The year of the senior studio program culminated in a thesis exhibition on April 9th, 2010. I showed work with Lucy Engleman, a sculptor and video artist. Above is our show poster, designed by Eliza Koch.
Below is my artist statement for the works I’ve been creating this year. Note- if you came to the show, this is a different artist statement than the one you saw there. As of right now, I like the following one better.
Ever since I was a small child, I have had intense physiological and emotional reactions in crowded public places. Until I spent a semester in Beijing, China in the Spring of 2009, I thought I had successfully dealt with these feelings. I arrived during the Chinese New Year and my first tourist excursion was to a Temple Festival. I have never in my life been someplace so densely packed with human bodies, bodies like a river or a stampede. I literally had to clutch my friends or risk being torn apart from them by the crowd. I was incredibly overwhelmed and needed to leave.

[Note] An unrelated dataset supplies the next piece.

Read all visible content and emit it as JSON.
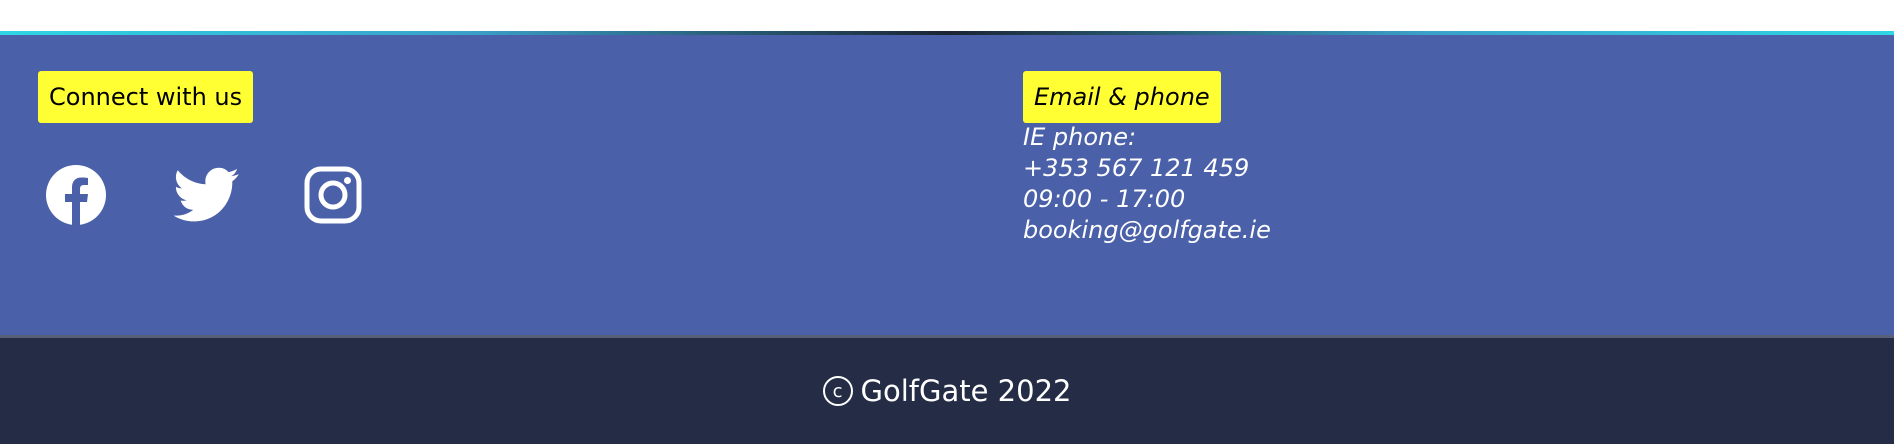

The emotion I felt during that experience was the most intense of my entire five months in China.
Since returning to the United States, I have worked to visually express that emotion and the related thoughts it conjures up. I am investigating issues of human density, populations, and personal identity within a crowd. While drawing and sculpting literally thousands of people, it is impossible to not ponder issues of human consumption: the physical space we take up, the air we breathe, and the waste we leave behind.